Belgium in ruins

Maisons en flammes dans un faubourg d'Anvers, 1914

POST-TRAUMATIC SHOCK. Evelina D. was born on 12 September 1855 in Merchtem. In 1914, she was the widow of Edouard C., an astronomer who worked for the Belgian Royal Observatory. She gave birth to 3 boys and 1 girl between 1881 and 1887. She lived in Steenhuffel. At the start of the war, Evelina fled her home to stay with her sister-in-law, in Oordegem.


On Sunday, 6 September around 11.15 in the morning Evelina was strolling in the garden of the family home. German and Belgian soldiers were in engaged in combat 300 or 400 metres from the house, along the chaussée de Bruxelles in the direction of Ghent. After seeing a man killed right in front of her Evelina was so deeply disturbed that she cried out and fell to the ground, losing the use of her legs. This traumatic episode left her paralysed.



LONDERZEEL 1914 : SHOT FOR NO REASON AT ALL. The farmer Pierre V. was born in Londerzeel on 5 March 1859. He and Anne-Catherine V were wed in 1888. They lived in Wolvertem, where they had 4 children including a minor girl. On 13 September 1914, Pierre was killed for no reason at all, out in the fields, 15 minutes away from his home. When she heard about her husband, Anne-Catherine suffered a violent nervous attack. She lost her desire to eat, which resulted in severe anaemia that lasted for more than one year.

Pierre was killed for no reason, with no provocation, by German soldiers from the 52nd infantry regiment. An unfortunate encounter. His body was collected from the road and taken to Doctor V, who immediately performed an autopsy: “a shot fired by a German soldier was obviously the cause of the injuries I discovered on the corpse”.


Towards half past 5 in the morning, my husband was standing on the pavement in front of our house in rue de la Liberté 13, talking with Mrs Dasmond (she was killed), Mr Dasmond’s son (he died from his injuries) and Marie Bourguignon, Mrs Thiriard’s servant (Marie Bourguignon was injured and had to have a leg amputated).

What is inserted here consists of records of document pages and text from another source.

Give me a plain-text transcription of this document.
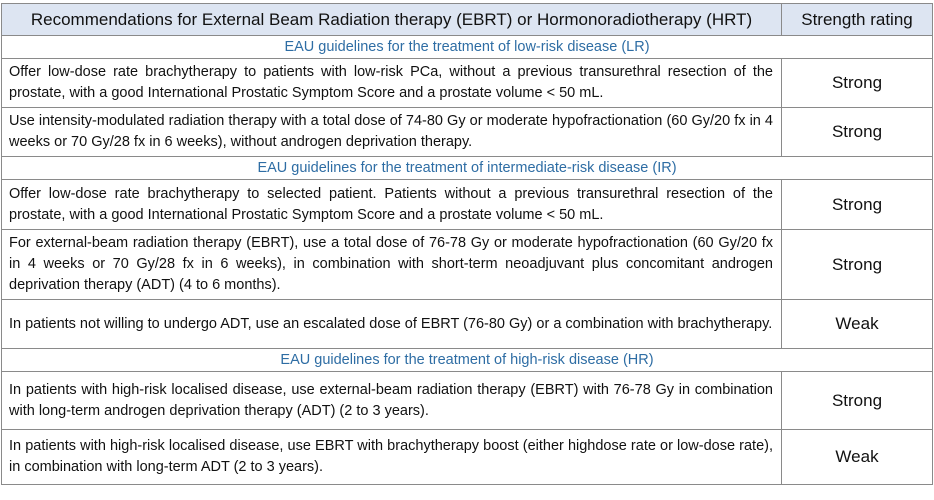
Recommendations for External Beam Radiation therapy (EBRT) or Hormonoradiotherapy (HRT)	Strength rating
EAU guidelines for the treatment of low-risk disease (LR)	
Offer low-dose rate brachytherapy to patients with low-risk PCa, without a previous transurethral resection of the prostate, with a good International Prostatic Symptom Score and a prostate volume < 50 mL.	Strong
Use intensity-modulated radiation therapy with a total dose of 74-80 Gy or moderate hypofractionation (60 Gy/20 fx in 4 weeks or 70 Gy/28 fx in 6 weeks), without androgen deprivation therapy.	Strong
EAU guidelines for the treatment of intermediate-risk disease (IR)	
Offer low-dose rate brachytherapy to selected patient. Patients without a previous transurethral resection of the prostate, with a good International Prostatic Symptom Score and a prostate volume < 50 mL.	Strong
For external-beam radiation therapy (EBRT), use a total dose of 76-78 Gy or moderate hypofractionation (60 Gy/20 fx in 4 weeks or 70 Gy/28 fx in 6 weeks), in combination with short-term neoadjuvant plus concomitant androgen deprivation therapy (ADT) (4 to 6 months).	Strong
In patients not willing to undergo ADT, use an escalated dose of EBRT (76-80 Gy) or a combination with brachytherapy.	Weak
EAU guidelines for the treatment of high-risk disease (HR)	
In patients with high-risk localised disease, use external-beam radiation therapy (EBRT) with 76-78 Gy in combination with long-term androgen deprivation therapy (ADT) (2 to 3 years).	Strong
In patients with high-risk localised disease, use EBRT with brachytherapy boost (either highdose rate or low-dose rate), in combination with long-term ADT (2 to 3 years).	Weak
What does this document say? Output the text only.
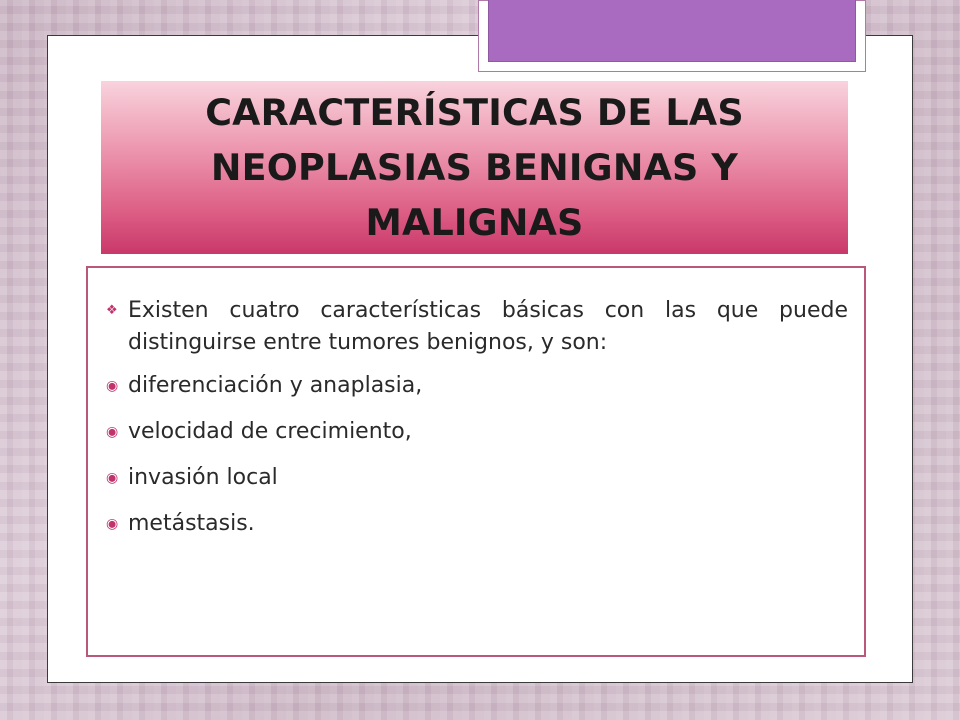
CARACTERÍSTICAS DE LAS NEOPLASIAS BENIGNAS Y MALIGNAS
❖ Existen cuatro características básicas con las que puede distinguirse entre tumores benignos, y son:
◉ diferenciación y anaplasia,
◉ velocidad de crecimiento,
◉ invasión local
◉ metástasis.
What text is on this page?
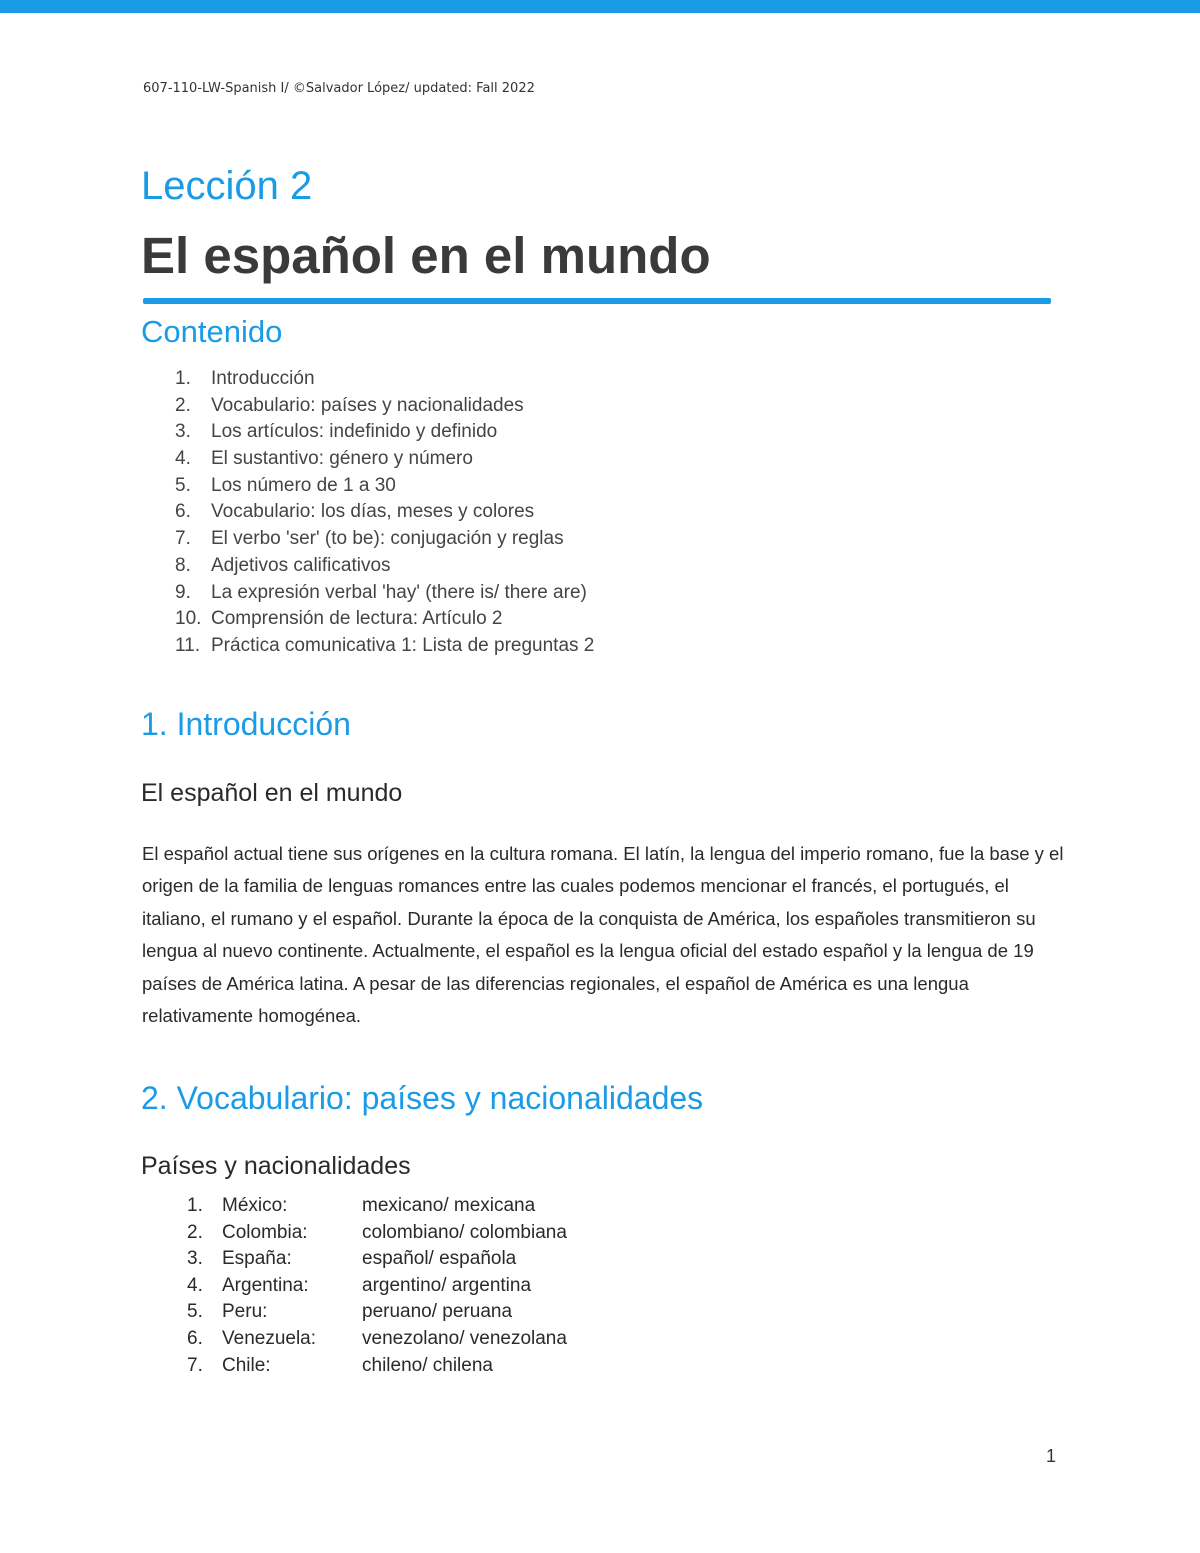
607-110-LW-Spanish I/ ©Salvador López/ updated: Fall 2022
Lección 2
El español en el mundo
Contenido
1.	Introducción
2.	Vocabulario: países y nacionalidades
3.	Los artículos: indefinido y definido
4.	El sustantivo: género y número
5.	Los número de 1 a 30
6.	Vocabulario: los días, meses y colores
7.	El verbo 'ser' (to be): conjugación y reglas
8.	Adjetivos calificativos
9.	La expresión verbal 'hay' (there is/ there are)
10. Comprensión de lectura: Artículo 2
11. Práctica comunicativa 1: Lista de preguntas 2
1. Introducción
El español en el mundo

El español actual tiene sus orígenes en la cultura romana. El latín, la lengua del imperio romano, fue la base y el origen de la familia de lenguas romances entre las cuales podemos mencionar el francés, el portugués, el italiano, el rumano y el español. Durante la época de la conquista de América, los españoles transmitieron su lengua al nuevo continente. Actualmente, el español es la lengua oficial del estado español y la lengua de 19 países de América latina. A pesar de las diferencias regionales, el español de América es una lengua relativamente homogénea.

2. Vocabulario: países y nacionalidades
Países y nacionalidades
1. México:	mexicano/ mexicana
2. Colombia:	colombiano/ colombiana
3. España:	español/ española
4. Argentina:	argentino/ argentina
5. Peru:	peruano/ peruana
6. Venezuela: venezolano/ venezolana
7. Chile:	chileno/ chilena
1
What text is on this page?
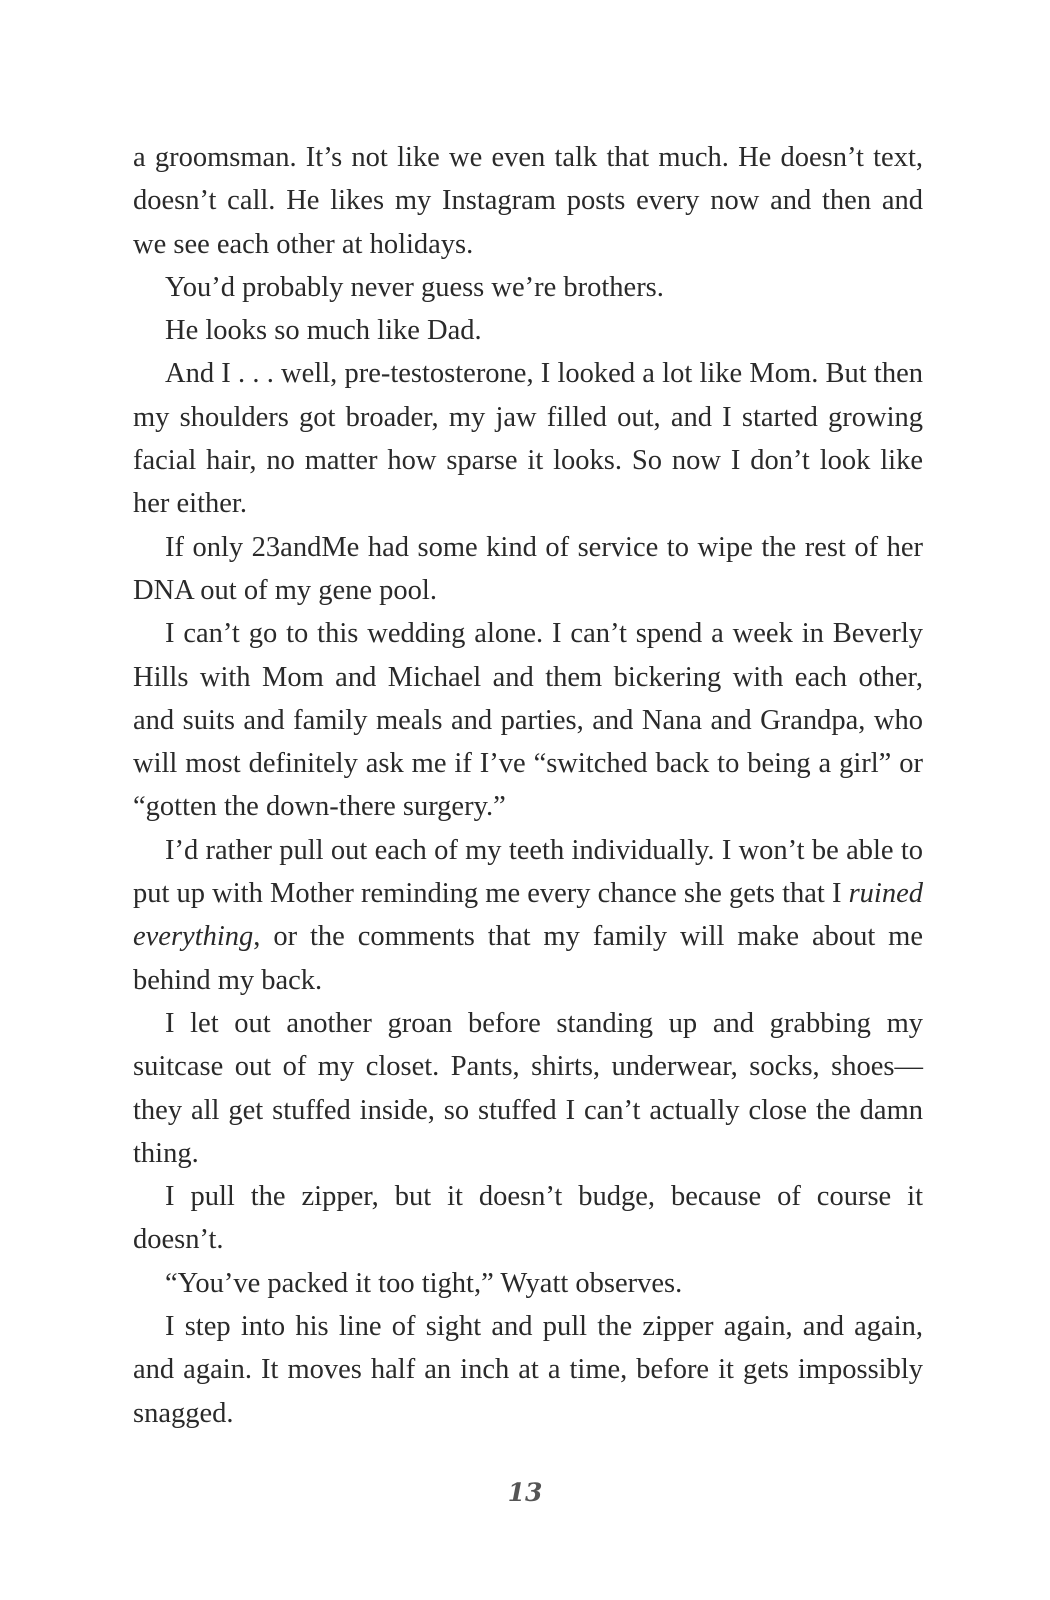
a groomsman. It’s not like we even talk that much. He doesn’t text, doesn’t call. He likes my Instagram posts every now and then and we see each other at holidays.

You’d probably never guess we’re brothers.

He looks so much like Dad.

And I . . . well, pre-testosterone, I looked a lot like Mom. But then my shoulders got broader, my jaw filled out, and I started growing facial hair, no matter how sparse it looks. So now I don’t look like her either.

If only 23andMe had some kind of service to wipe the rest of her DNA out of my gene pool.

I can’t go to this wedding alone. I can’t spend a week in Beverly Hills with Mom and Michael and them bickering with each other, and suits and family meals and parties, and Nana and Grandpa, who will most definitely ask me if I’ve “switched back to being a girl” or “gotten the down-there surgery.”

I’d rather pull out each of my teeth individually. I won’t be able to put up with Mother reminding me every chance she gets that I ruined everything, or the comments that my family will make about me behind my back.

I let out another groan before standing up and grabbing my suitcase out of my closet. Pants, shirts, underwear, socks, shoes—they all get stuffed inside, so stuffed I can’t actually close the damn thing.

I pull the zipper, but it doesn’t budge, because of course it doesn’t.

“You’ve packed it too tight,” Wyatt observes.

I step into his line of sight and pull the zipper again, and again, and again. It moves half an inch at a time, before it gets impossibly snagged.

13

All of a sudden, one of the first shells the enemy fired at the city reached the house opposite our home, exploded and the pieces of shrapnel struck the facades of the odd-numbered houses, reaching the group of four people and myself (Elisabeth C.), who was at the window on the first floor. My left arm was broken (…) my husband collapsed in the corridor of the house.

— Elisabeth C.



LIEGE, 1914 : INJURED ON THE PAVEMENT IN FRONT OF HIS HOUSE. Louis L was born on 11 April 1895 in Rocourt and was the husband of Elisabeth C. They were a childless couple who lived in Liège. During the bombardment of the city, on 6 August 1914, Louis was hit by shrapnel and had to be taken to hospital, where he died of his injuries the next day. Elisabeth’s arm was broken and she could not work for 8 weeks and never recovered all of her physical capacities.



LOOKING FOR HIS BROTHER-IN-LAW. Lodewijk V. was born on 8 April 1880 in Emblehem, where he lived with his wife Julia H. and their 3 daughters: Maria (born in 1904), Philomena (born in 1907) and Elisabeth (born in 1911). On 19 August 1914, oblivious of the danger, Lodewijk and his friend Alphonse G. set off to cycle to Aarschot to find his brother-in-law, who had enlisted in the Belgian army as a rifleman.

Lodewijk and Alphonse had no idea that the Uhlans were travelling across the country ahead of the German troops, and were also in their area. Lodewijk thought he was safe because he had a pass. The 2 men passed the Belgian sentries and even crossed the first line of fire. Suddenly, Lodewijk came face-to-face with some German scouts! The Ulhlans did not want to be spotted so they shot Lodewijk on the spot without any hesitation.